Kleine und mittelständische Kabelnetzbetreiber erhielten durch das Sonderkündi­gungsrecht die Möglichkeit, Wohnungsunternehmen von ihren Leistungen zu über­zeugen. Das muss laut Schickel nicht immer das berühmte Triple Play aus Fernsehen, Telefonie und Internet sein. Auch ungebündelte Angebote, insbesondere ein Glasfa­ser-Internetanschluss, könnte Wohnungsunternehmen dazu bringen, den Netzbe­treiber zu wechseln.

Verpflichtung zu Open Access

Darüber hinaus könnte auf Vodafone auch eine Regulierung zukommen, die das Unternehmen zu Open Access zwingt. Eine Verpflichtung zum Glasfaserausbau hält Schickel allerdings für abwegig, da sie wirtschaftlich nicht abbildbar sei. Dagegen wären seiner Meinung nach aber regulierte Preise durchaus möglich, wie es sie zum Beispiel für die Teilnehmeranschlussleitung (TAL) bereits gibt.

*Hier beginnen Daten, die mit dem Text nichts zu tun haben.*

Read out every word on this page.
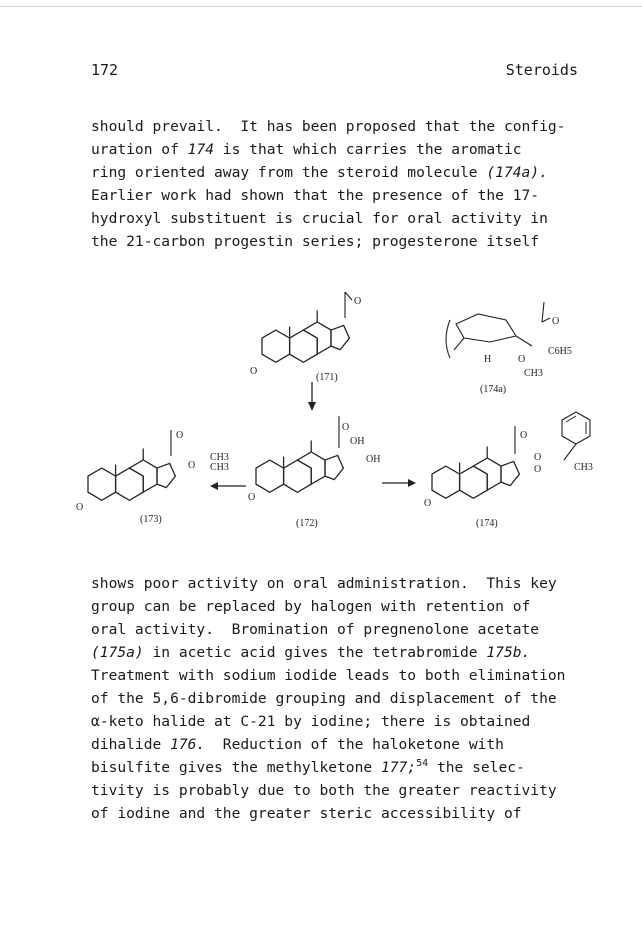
172	Steroids

should prevail.  It has been proposed that the config-
uration of 174 is that which carries the aromatic
ring oriented away from the steroid molecule (174a).
Earlier work had shown that the presence of the 17-
hydroxyl substituent is crucial for oral activity in
the 21-carbon progestin series; progesterone itself

O
O
(171)
O
H	O
C6H5
CH3
(174a)
O
O
CH3
CH3
O
(173)
O
OH
OH
O
(172)
O
O
O	CH3
O
(174)

shows poor activity on oral administration.  This key
group can be replaced by halogen with retention of
oral activity.  Bromination of pregnenolone acetate
(175a) in acetic acid gives the tetrabromide 175b.
Treatment with sodium iodide leads to both elimination
of the 5,6-dibromide grouping and displacement of the
α-keto halide at C-21 by iodine; there is obtained
dihalide 176.  Reduction of the haloketone with
bisulfite gives the methylketone 177;$^{54}$ the selec-
tivity is probably due to both the greater reactivity
of iodine and the greater steric accessibility of
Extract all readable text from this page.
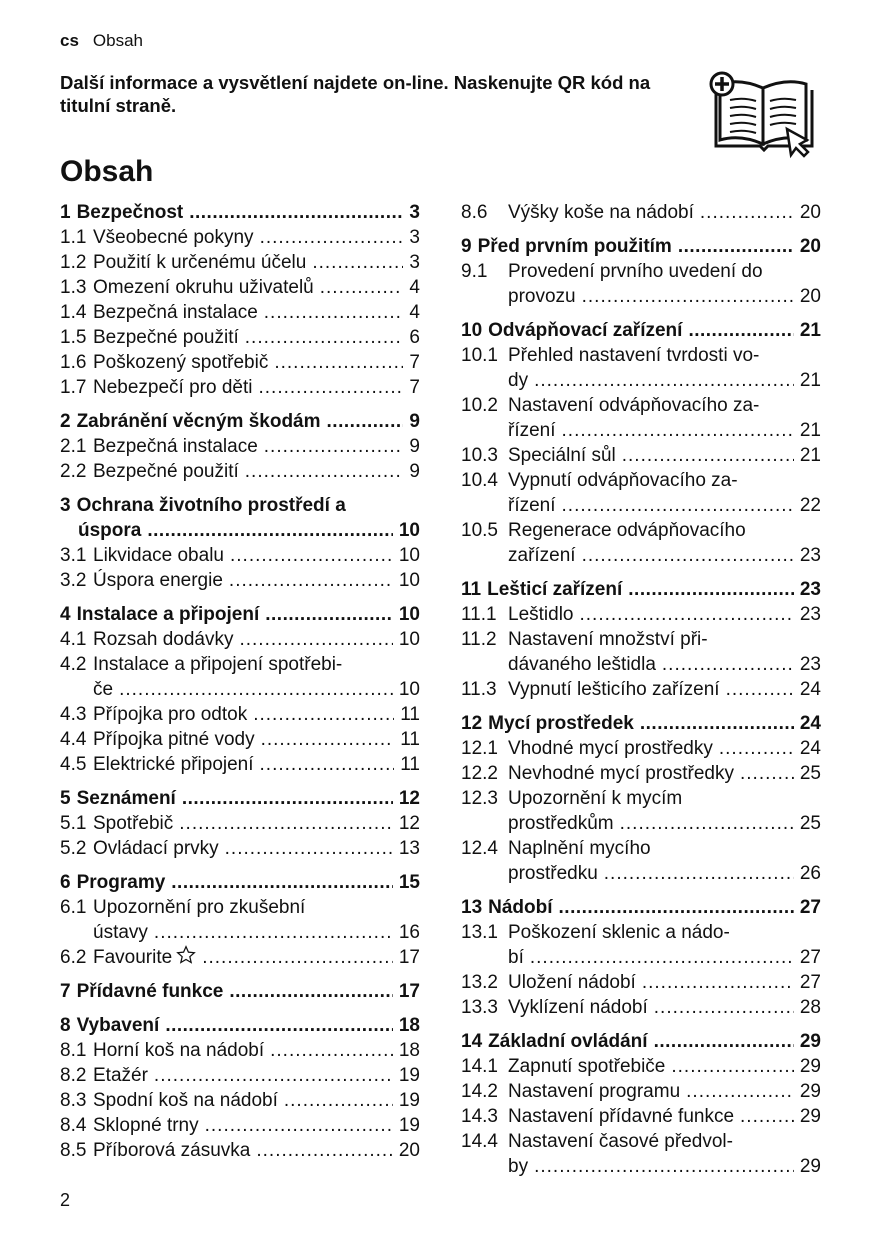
cs Obsah
Další informace a vysvětlení najdete on-line. Naskenujte QR kód na titulní straně.
Obsah
1 Bezpečnost .....	3
1.1 Všeobecné pokyny .....	3
1.2 Použití k určenému účelu .....	3
1.3 Omezení okruhu uživatelů .....	4
1.4 Bezpečná instalace .....	4
1.5 Bezpečné použití .....	6
1.6 Poškozený spotřebič .....	7
1.7 Nebezpečí pro děti .....	7
2 Zabránění věcným škodám .....	9
2.1 Bezpečná instalace .....	9
2.2 Bezpečné použití .....	9
3 Ochrana životního prostředí a
úspora .....	10
3.1 Likvidace obalu .....	10
3.2 Úspora energie .....	10
4 Instalace a připojení .....	10
4.1 Rozsah dodávky .....	10
4.2 Instalace a připojení spotřebi-
če .....	10
4.3 Přípojka pro odtok .....	11
4.4 Přípojka pitné vody .....	11
4.5 Elektrické připojení .....	11
5 Seznámení .....	12
5.1 Spotřebič .....	12
5.2 Ovládací prvky .....	13
6 Programy .....	15
6.1 Upozornění pro zkušební
ústavy .....	16
6.2 Favourite .....	17
7 Přídavné funkce .....	17
8 Vybavení .....	18
8.1 Horní koš na nádobí .....	18
8.2 Etažér .....	19
8.3 Spodní koš na nádobí .....	19
8.4 Sklopné trny .....	19
8.5 Příborová zásuvka .....	20
8.6	Výšky koše na nádobí .....	20
9 Před prvním použitím .....	20
9.1	Provedení prvního uvedení do
provozu .....	20
10 Odvápňovací zařízení .....	21
10.1 Přehled nastavení tvrdosti vo-
dy .....	21
10.2 Nastavení odvápňovacího za-
řízení .....	21
10.3 Speciální sůl .....	21
10.4 Vypnutí odvápňovacího za-
řízení .....	22
10.5 Regenerace odvápňovacího
zařízení .....	23
11 Lešticí zařízení .....	23
11.1 Leštidlo .....	23
11.2 Nastavení množství při-
dávaného leštidla .....	23
11.3 Vypnutí lešticího zařízení .....	24
12 Mycí prostředek .....	24
12.1 Vhodné mycí prostředky .....	24
12.2 Nevhodné mycí prostředky .....	25
12.3 Upozornění k mycím
prostředkům .....	25
12.4 Naplnění mycího
prostředku .....	26
13 Nádobí .....	27
13.1 Poškození sklenic a nádo-
bí .....	27
13.2 Uložení nádobí .....	27
13.3 Vyklízení nádobí .....	28
14 Základní ovládání .....	29
14.1 Zapnutí spotřebiče .....	29
14.2 Nastavení programu .....	29
14.3 Nastavení přídavné funkce .....	29
14.4 Nastavení časové předvol-
by .....	29
2
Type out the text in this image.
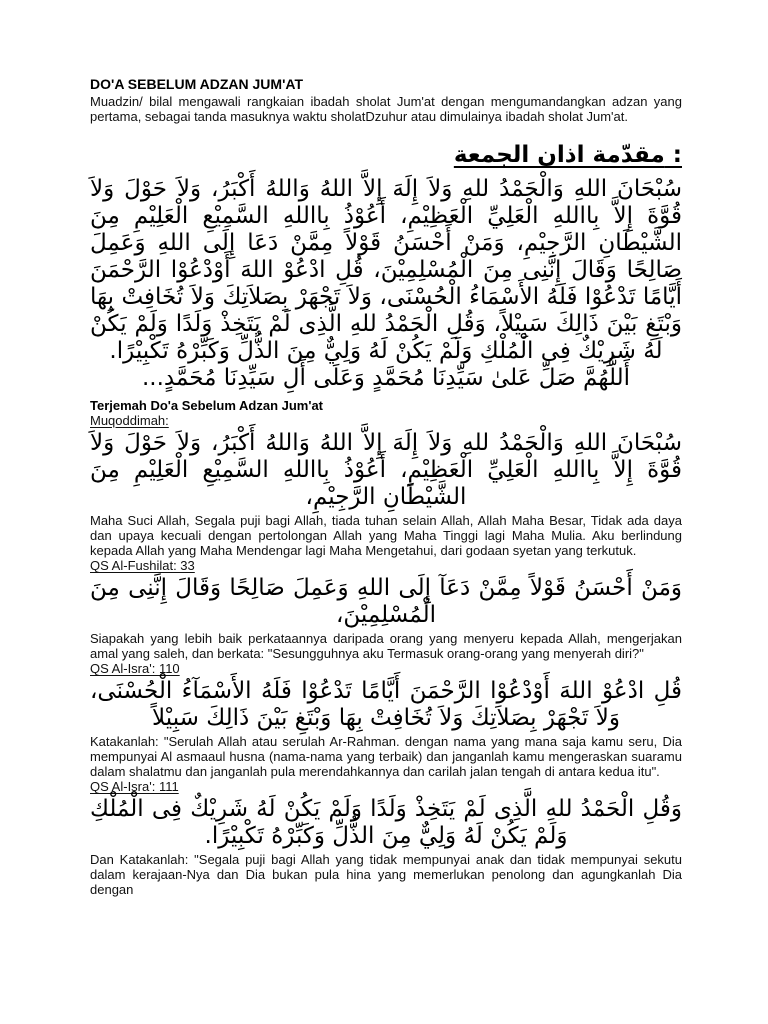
DO'A SEBELUM ADZAN JUM'AT
Muadzin/ bilal mengawali rangkaian ibadah sholat Jum'at dengan mengumandangkan adzan yang pertama, sebagai tanda masuknya waktu sholatDzuhur atau dimulainya ibadah sholat Jum'at.
مقدّمة اذان الجمعة :
سُبْحَانَ اللهِ وَالْحَمْدُ للهِ وَلاَ إِلَهَ إِلاَّ اللهُ وَاللهُ أَكْبَرُ، وَلاَ حَوْلَ وَلاَ قُوَّةَ إِلاَّ بِااللهِ الْعَلِيِّ الْعَظِيْمِ، أَعُوْذُ بِااللهِ السَّمِيْعِ الْعَلِيْمِ مِنَ الشَّيْطَانِ الرَّجِيْمِ، وَمَنْ أَحْسَنُ قَوْلاً مِمَّنْ دَعَا إِلَى اللهِ وَعَمِلَ صَالِحًا وَقَالَ إِنَّنِى مِنَ الْمُسْلِمِيْنَ، قُلِ ادْعُوْ اللهَ أَوْدْعُوْا الرَّحْمَنَ أَيَّامًا تَدْعُوْا فَلَهُ الأَسْمَاءُ الْحُسْنَى، وَلاَ تَجْهَرْ بِصَلاَتِكَ وَلاَ تُخَافِتْ بِهَا وَبْتَغِ بَيْنَ ذَالِكَ سَبِيْلاً، وَقُلِ الْحَمْدُ للهِ الَّذِى لَمْ يَتَخِذْ وَلَدًا وَلَمْ يَكُنْ لَهُ شَرِيْكٌ فِى الْمُلْكِ وَلَمْ يَكُنْ لَهُ وَلِيٌّ مِنَ الذُّلِّ وَكَبِّرْهُ تَكْبِيْرًا.
أَللَّهُمَّ صَلِّ عَلىٰ سَيِّدِنَا مُحَمَّدٍ وَعَلَى أَلِ سَيِّدِنَا مُحَمَّدٍ...
Terjemah Do'a Sebelum Adzan Jum'at
Muqoddimah:
سُبْحَانَ اللهِ وَالْحَمْدُ للهِ وَلاَ إِلَهَ إِلاَّ اللهُ وَاللهُ أَكْبَرُ، وَلاَ حَوْلَ وَلاَ قُوَّةَ إِلاَّ بِااللهِ الْعَلِيِّ الْعَظِيْمِ، أَعُوْذُ بِااللهِ السَّمِيْعِ الْعَلِيْمِ مِنَ الشَّيْطَانِ الرَّجِيْمِ،
Maha Suci Allah, Segala puji bagi Allah, tiada tuhan selain Allah, Allah Maha Besar, Tidak ada daya dan upaya kecuali dengan pertolongan Allah yang Maha Tinggi lagi Maha Mulia. Aku berlindung kepada Allah yang Maha Mendengar lagi Maha Mengetahui, dari godaan syetan yang terkutuk.
QS Al-Fushilat: 33
وَمَنْ أَحْسَنُ قَوْلاً مِمَّنْ دَعَآ إِلَى اللهِ وَعَمِلَ صَالِحًا وَقَالَ إِنَّنِى مِنَ الْمُسْلِمِيْنَ،
Siapakah yang lebih baik perkataannya daripada orang yang menyeru kepada Allah, mengerjakan amal yang saleh, dan berkata: "Sesungguhnya aku Termasuk orang-orang yang menyerah diri?"
QS Al-Isra': 110
قُلِ ادْعُوْ اللهَ أَوْدْعُوْا الرَّحْمَنَ أَيَّامًا تَدْعُوْا فَلَهُ الأَسْمَآءُ الْحُسْنَى، وَلاَ تَجْهَرْ بِصَلاَتِكَ وَلاَ تُخَافِتْ بِهَا وَبْتَغِ بَيْنَ ذَالِكَ سَبِيْلاً
Katakanlah: "Serulah Allah atau serulah Ar-Rahman. dengan nama yang mana saja kamu seru, Dia mempunyai Al asmaaul husna (nama-nama yang terbaik) dan janganlah kamu mengeraskan suaramu dalam shalatmu dan janganlah pula merendahkannya dan carilah jalan tengah di antara kedua itu".
QS Al-Isra': 111
وَقُلِ الْحَمْدُ للهِ الَّذِى لَمْ يَتَخِذْ وَلَدًا وَلَمْ يَكُنْ لَهُ شَرِيْكٌ فِى الْمُلْكِ وَلَمْ يَكُنْ لَهُ وَلِيٌّ مِنَ الذُّلِّ وَكَبِّرْهُ تَكْبِيْرًا.
Dan Katakanlah: "Segala puji bagi Allah yang tidak mempunyai anak dan tidak mempunyai sekutu dalam kerajaan-Nya dan Dia bukan pula hina yang memerlukan penolong dan agungkanlah Dia dengan
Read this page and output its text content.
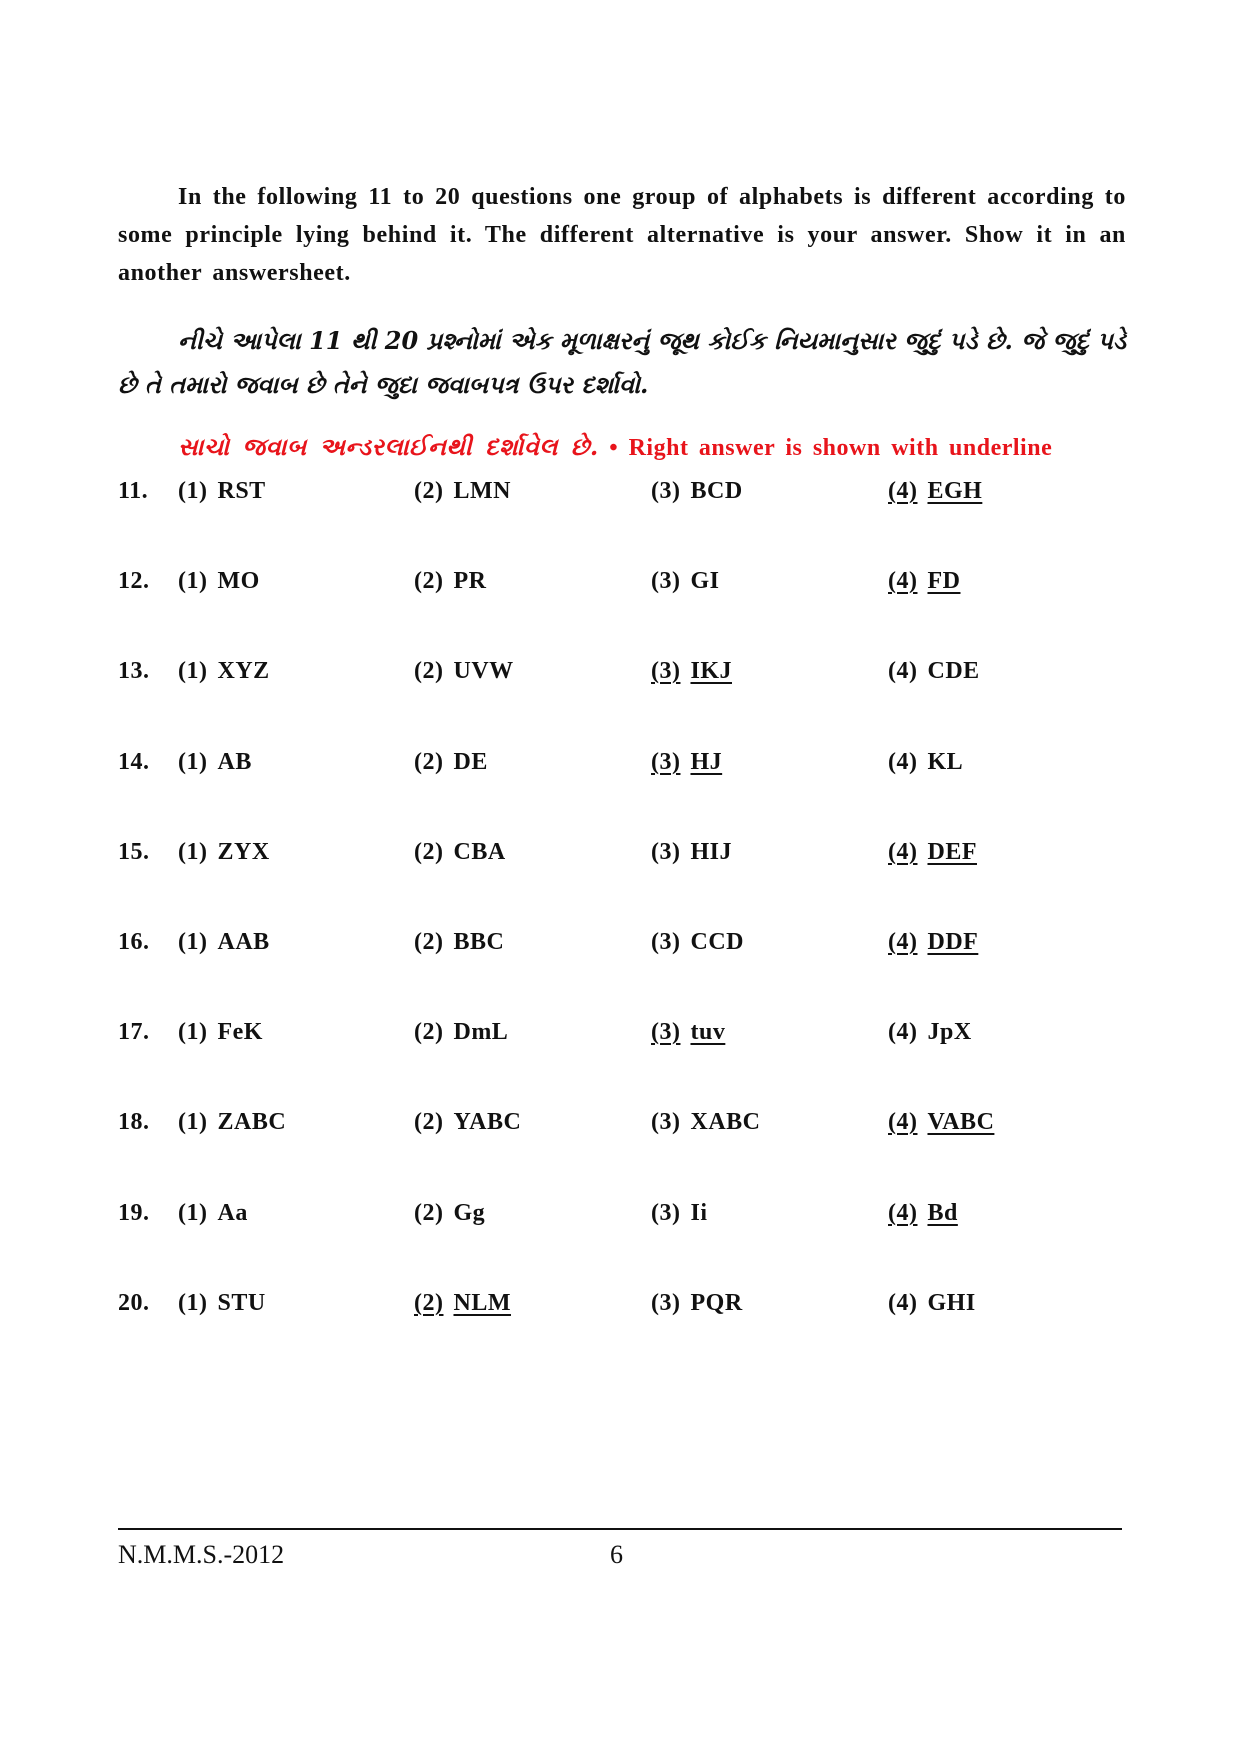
In the following 11 to 20 questions one group of alphabets is different according to some principle lying behind it. The different alternative is your answer. Show it in an another answersheet.

નીચે આપેલા 11 થી 20 પ્રશ્નોમાં એક મૂળાક્ષરનું જૂથ કોઈક નિયમાનુસાર જુદું પડે છે. જે જુદું પડે છે તે તમારો જવાબ છે તેને જુદા જવાબપત્ર ઉપર દર્શાવો.

સાચો જવાબ અન્ડરલાઈનથી દર્શાવેલ છે. • Right answer is shown with underline
11. (1) RST	(2) LMN	(3) BCD	(4) EGH
12. (1) MO	(2) PR	(3) GI	(4) FD
13. (1) XYZ	(2) UVW	(3) IKJ	(4) CDE
14. (1) AB	(2) DE	(3) HJ	(4) KL
15. (1) ZYX	(2) CBA	(3) HIJ	(4) DEF
16. (1) AAB	(2) BBC	(3) CCD	(4) DDF
17. (1) FeK	(2) DmL	(3) tuv	(4) JpX
18. (1) ZABC	(2) YABC	(3) XABC	(4) VABC
19. (1) Aa	(2) Gg	(3) Ii	(4) Bd
20. (1) STU	(2) NLM	(3) PQR	(4) GHI
N.M.M.S.-2012	6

Dietmar Schickel FRK-Kongress Auf dem Breitbandkongress des FRK riet Kabelexperte Dietmar Schickel zur Gelassenheit
FRK
„Selbst wenn der Deal durchgeht, können sie gelassen bleiben“, riet Schickel den Teil­nehmern des FRK-Kongresses. Auch der miserable Service der großen Kabelgesell­schaften werde seiner Ansicht nach dafür sorgen, dass kleine und mittelständische Ka­belnetzbetreiber auch in Zukunft wettbe­werbsfähig bleiben. Der FRK hat jedenfalls die Beiladung zum Kartellverfahren in Brüssel und vorsorglich auch in Bonn beim Bundes­kartellamt beantragt, falls die EU-Kommission das Verfahren an Deutschland übergibt. Wer letztendlich die Prüfung vornimmt und welche Maßstäbe damit angelegt werden, steht derzeit jedoch noch nicht fest.